Na verdade, não existe prestação de serviço que realmente envolva "fornecimento de mercadoria". É certo que na espécie de prestação de serviço mencionada não incide o ICMS, uma vez que tal "fornecimento" não compreende uma etapa de circulação de mercadorias (que, se existisse, daria origem à incidência de ICMS). O que de fato existe, conforme vimos, é a prestação de serviço que envolve a utilização de "material e/ou instrumental" (água sanitária, detergente, vassouras, esfregão etc.), como necessidade imprescindível para a execução do serviço. Por exemplo, no caso de uma empresa de limpeza de imóveis, os materiais por ela própria utilizados na execução do serviço não caracterizam verdadeiramente fornecimento de mercadorias (no sentido estrito). Tais materiais perdem a caracterização de mercadoria no momento em que são utilizados por um consumidor final (o prestador do serviço).
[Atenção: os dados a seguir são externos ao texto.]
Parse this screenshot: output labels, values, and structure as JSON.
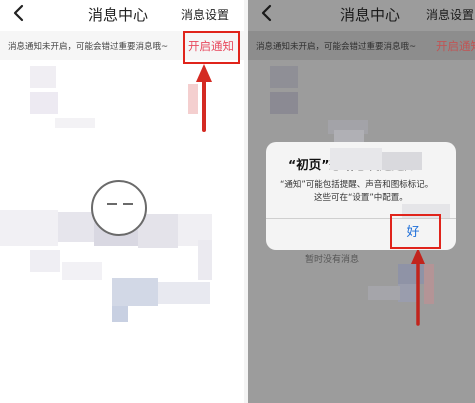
{
  "left": {
    "nav": {
      "back_icon": "chevron-left-icon",
      "title": "消息中心",
      "action": "消息设置"
    },
    "notice": {
      "text": "消息通知未开启，可能会错过重要消息哦~",
      "link": "开启通知"
    }
  },
  "right": {
    "nav": {
      "back_icon": "chevron-left-icon",
      "title": "消息中心",
      "action": "消息设置"
    },
    "notice": {
      "text": "消息通知未开启，可能会错过重要消息哦~",
      "link": "开启通知"
    },
    "dialog": {
      "title": "“初页”想给您发送通知",
      "line1": "“通知”可能包括提醒、声音和图标标记。",
      "line2": "这些可在“设置”中配置。",
      "button": "好"
    },
    "empty_text": "暂时没有消息"
  },
  "colors": {
    "highlight": "#e0241b",
    "accent_link": "#e84a5f",
    "ios_blue": "#1e6fd9"
  },
  "icons": {
    "arrow_up": "arrow-up-icon",
    "empty_state": "empty-face-icon"
  }
}
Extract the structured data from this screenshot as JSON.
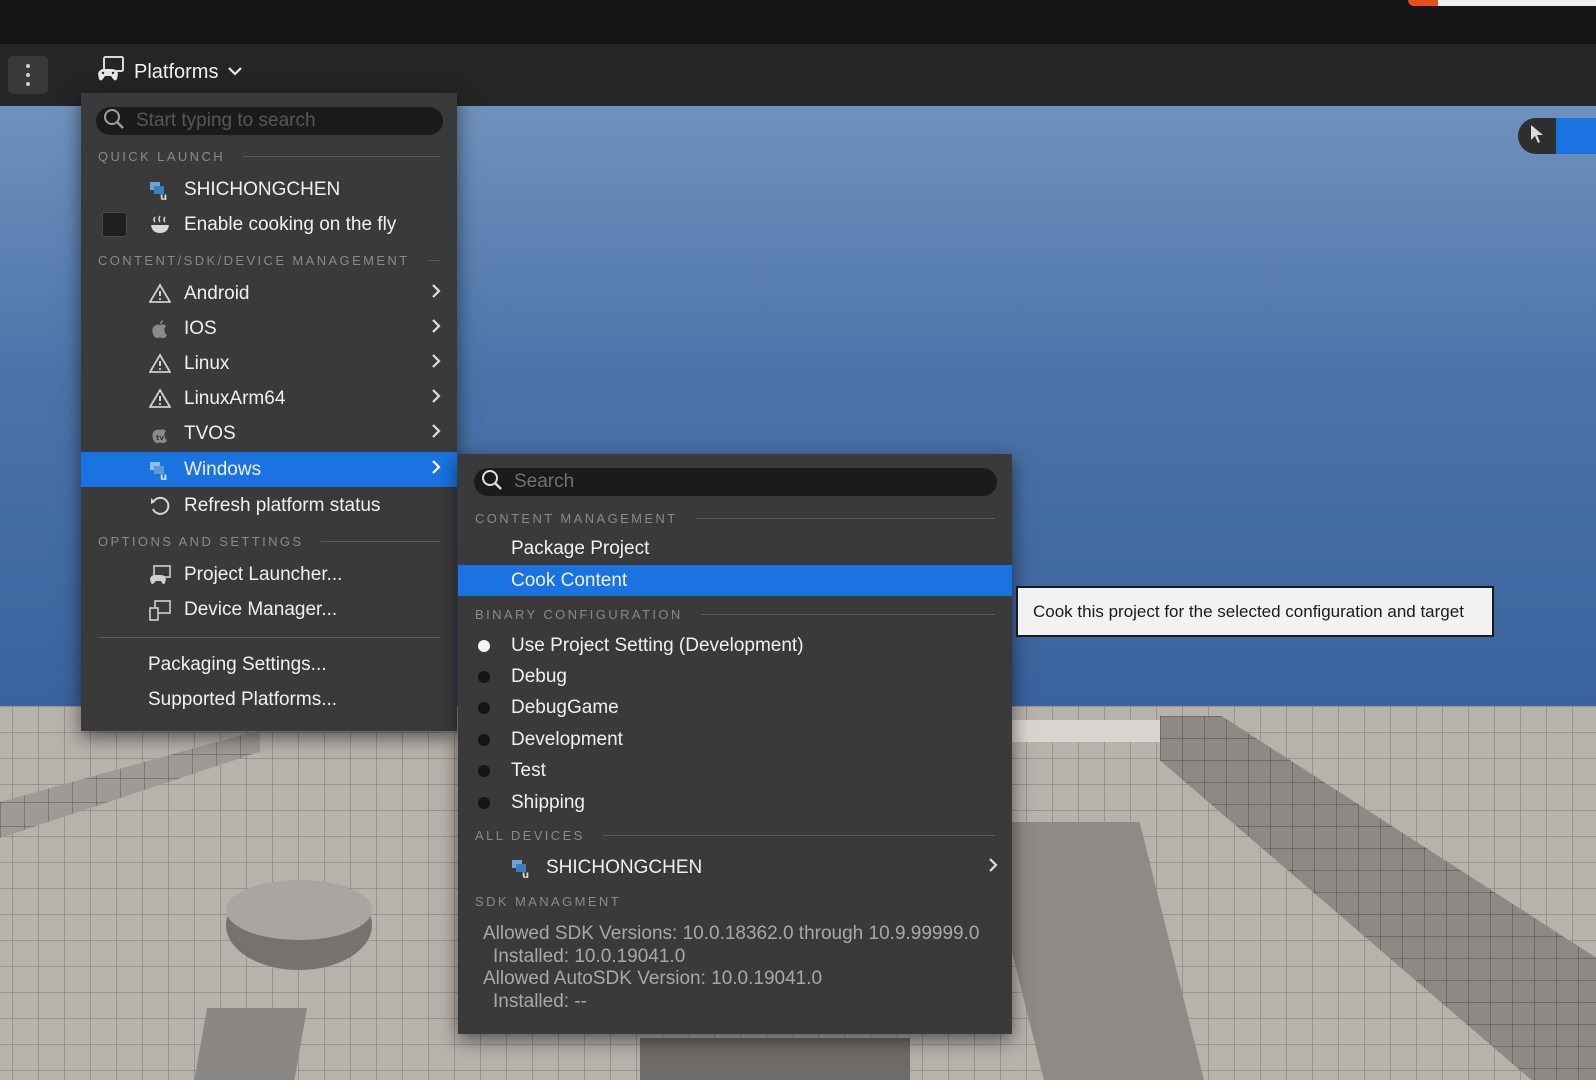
{
  "toolbar": {
    "platforms_label": "Platforms"
  },
  "main_menu": {
    "search_placeholder": "Start typing to search",
    "sections": {
      "quick_launch": "QUICK LAUNCH",
      "content_sdk_device": "CONTENT/SDK/DEVICE MANAGEMENT",
      "options_settings": "OPTIONS AND SETTINGS"
    },
    "quick_launch_device": "SHICHONGCHEN",
    "cook_on_fly_label": "Enable cooking on the fly",
    "cook_on_fly_checked": false,
    "platforms": [
      {
        "label": "Android",
        "icon": "warning-icon"
      },
      {
        "label": "IOS",
        "icon": "apple-icon"
      },
      {
        "label": "Linux",
        "icon": "warning-icon"
      },
      {
        "label": "LinuxArm64",
        "icon": "warning-icon"
      },
      {
        "label": "TVOS",
        "icon": "apple-tv-icon"
      },
      {
        "label": "Windows",
        "icon": "windows-device-icon",
        "highlighted": true
      }
    ],
    "refresh_label": "Refresh platform status",
    "project_launcher_label": "Project Launcher...",
    "device_manager_label": "Device Manager...",
    "packaging_settings_label": "Packaging Settings...",
    "supported_platforms_label": "Supported Platforms..."
  },
  "windows_submenu": {
    "search_placeholder": "Search",
    "sections": {
      "content_management": "CONTENT MANAGEMENT",
      "binary_configuration": "BINARY CONFIGURATION",
      "all_devices": "ALL DEVICES",
      "sdk_management": "SDK MANAGMENT"
    },
    "package_project_label": "Package Project",
    "cook_content_label": "Cook Content",
    "configurations": [
      {
        "label": "Use Project Setting (Development)",
        "selected": true
      },
      {
        "label": "Debug",
        "selected": false
      },
      {
        "label": "DebugGame",
        "selected": false
      },
      {
        "label": "Development",
        "selected": false
      },
      {
        "label": "Test",
        "selected": false
      },
      {
        "label": "Shipping",
        "selected": false
      }
    ],
    "device_label": "SHICHONGCHEN",
    "sdk_lines": [
      "Allowed SDK Versions: 10.0.18362.0 through 10.9.99999.0",
      "Installed: 10.0.19041.0",
      "Allowed AutoSDK Version: 10.0.19041.0",
      "Installed: --"
    ]
  },
  "tooltip": {
    "text": "Cook this project for the selected configuration and target"
  },
  "colors": {
    "accent": "#1a73e0",
    "menu_bg": "#3a3a3a",
    "toolbar_bg": "#252525"
  }
}
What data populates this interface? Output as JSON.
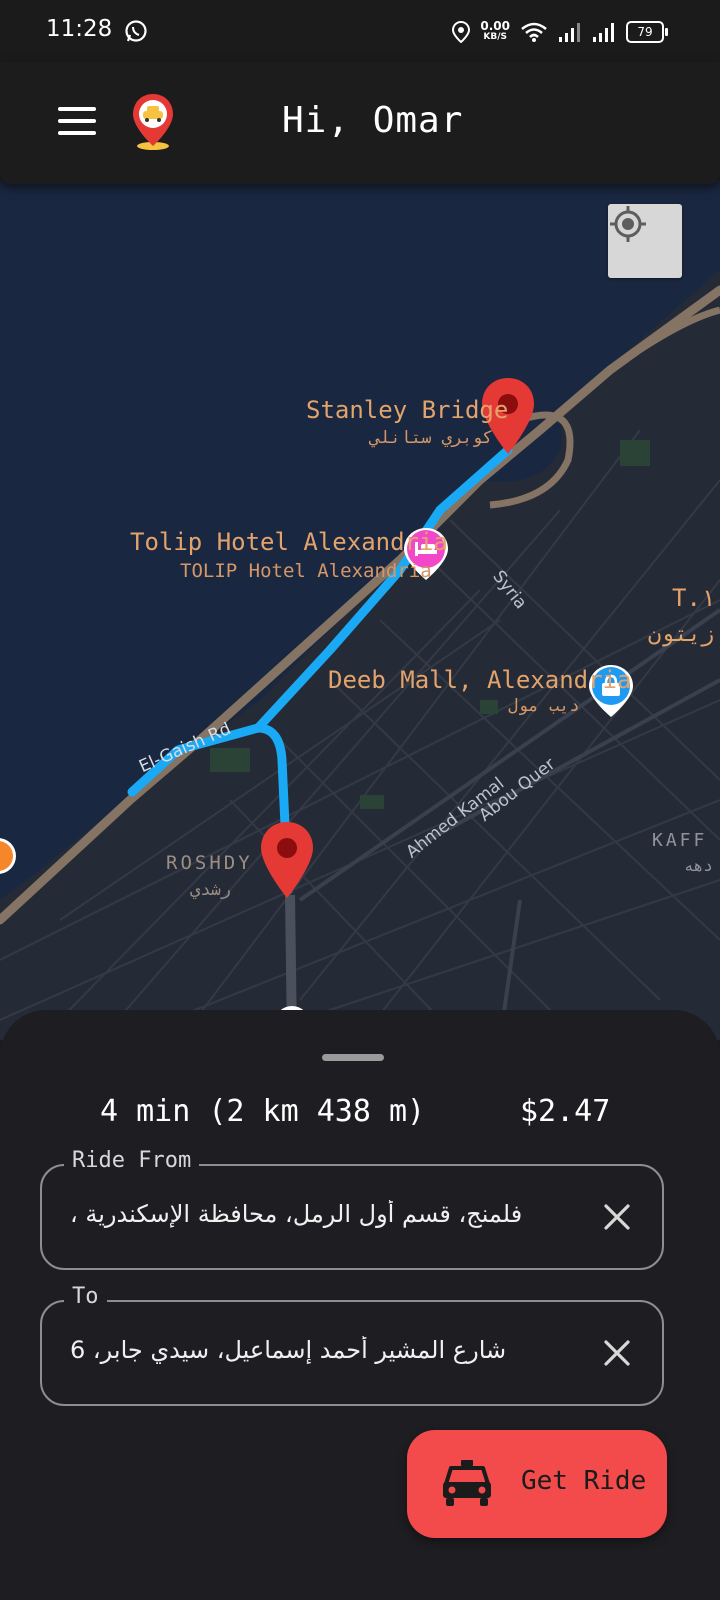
{
  "status_bar": {
    "time": "11:28",
    "speed_value": "0.00",
    "speed_unit": "KB/S",
    "battery": "79",
    "icons": [
      "whatsapp-icon",
      "location-icon",
      "wifi-icon",
      "signal-icon",
      "signal-icon",
      "battery-icon"
    ]
  },
  "header": {
    "menu_icon": "hamburger-menu-icon",
    "logo_icon": "taxi-pin-logo-icon",
    "greeting": "Hi, Omar"
  },
  "map": {
    "labels": {
      "stanley_en": "Stanley Bridge",
      "stanley_ar": "كوبري ستانلي",
      "tolip_en": "Tolip Hotel Alexandria",
      "tolip_sub": "TOLIP Hotel Alexandria",
      "deeb_en": "Deeb Mall, Alexandria",
      "deeb_ar": "ديب مول",
      "roshdy_en": "ROSHDY",
      "roshdy_ar": "رشدي",
      "ty_partial": "T.١",
      "zaytoun_partial": "زيتون",
      "kafr_partial": "KAFF",
      "kafr_ar_partial": "دهه"
    },
    "roads": {
      "el_gaish": "El-Gaish Rd",
      "syria": "Syria",
      "ahmed_kamal": "Ahmed Kamal",
      "abou_quer": "Abou Quer"
    },
    "locate_icon": "my-location-icon",
    "colors": {
      "route": "#1aa9f5",
      "pin": "#e53935",
      "hotel": "#f247c9",
      "mall": "#1e9af2",
      "coast_road": "#857463"
    }
  },
  "sheet": {
    "eta": "4 min (2 km 438 m)",
    "price": "$2.47",
    "from": {
      "label": "Ride From",
      "value": "فلمنج، قسم أول الرمل، محافظة الإسكندرية ،"
    },
    "to": {
      "label": "To",
      "value": "شارع المشير أحمد إسماعيل، سيدي جابر، 6"
    },
    "get_ride_label": "Get Ride",
    "accent": "#f34b4b"
  }
}
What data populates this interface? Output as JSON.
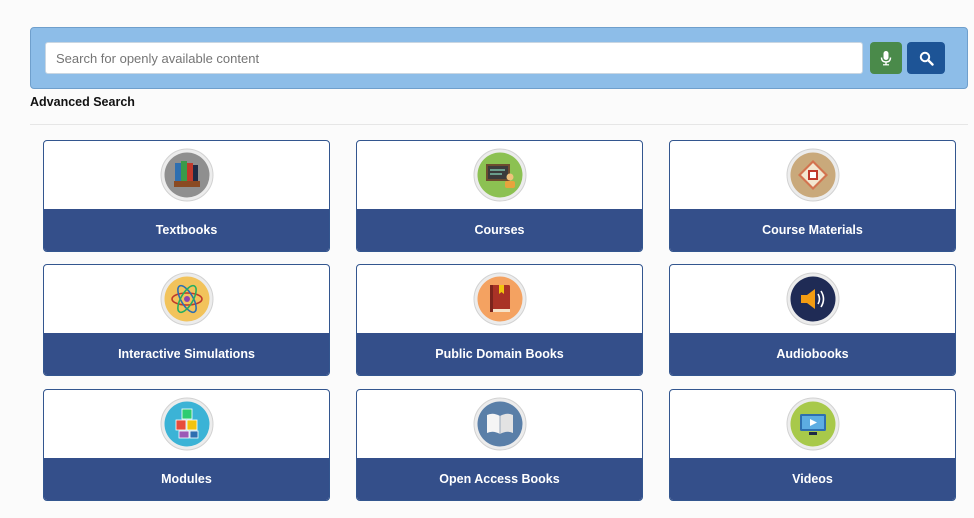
{
  "search": {
    "placeholder": "Search for openly available content",
    "value": "",
    "mic_icon": "microphone-icon",
    "search_icon": "magnifier-icon"
  },
  "advanced_search_label": "Advanced Search",
  "colors": {
    "panel": "#8dbde8",
    "mic_button": "#4a8a4a",
    "search_button": "#1d5496",
    "card_label_bar": "#344f8a"
  },
  "categories": [
    {
      "label": "Textbooks",
      "icon": "books-icon"
    },
    {
      "label": "Courses",
      "icon": "presentation-board-icon"
    },
    {
      "label": "Course Materials",
      "icon": "book-materials-icon"
    },
    {
      "label": "Interactive Simulations",
      "icon": "atom-icon"
    },
    {
      "label": "Public Domain Books",
      "icon": "bookmarked-book-icon"
    },
    {
      "label": "Audiobooks",
      "icon": "speaker-icon"
    },
    {
      "label": "Modules",
      "icon": "number-blocks-icon"
    },
    {
      "label": "Open Access Books",
      "icon": "open-book-icon"
    },
    {
      "label": "Videos",
      "icon": "video-player-icon"
    }
  ]
}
Não há etapa de circulação de mercadorias após a aquisição desses materiais pela empresa de limpeza, se ela simplesmente os emprega na execução do serviço.

Esse entendimento tem sustentação ainda mais forte quando consideramos que a Lei Complementar nº 87, de 13 de setembro de 1996, ao dispor sobre normas gerais para o ICMS, estabelece em seu art. 3º:

"Art. 3º. O imposto não incide sobre:

V - operações relativas a mercadorias que tenham sido ou que se destinem a ser utilizadas na prestação, pelo próprio autor da saída, de serviço de qualquer natureza definido em lei complementar como sujeito ao imposto sobre serviços, de competência dos Municípios, ressalvadas as hipóteses previstas na mesma lei complementar;" (grifos nossos)

Como pode notar-se, a Lei Complementar nº 87, de 13 de setembro de 1996, esclarece-nos que, em se tratando de mercadorias utilizadas pelo próprio autor da saída do serviço, não há incidência de ICMS. E nem poderia ser de outra maneira, uma vez que as "mercadorias" utilizadas na prestação do serviço, efetivamente, não são "mercadorias", mas sim materiais empregados pelo próprio prestador (consumidor final) na execução do serviço.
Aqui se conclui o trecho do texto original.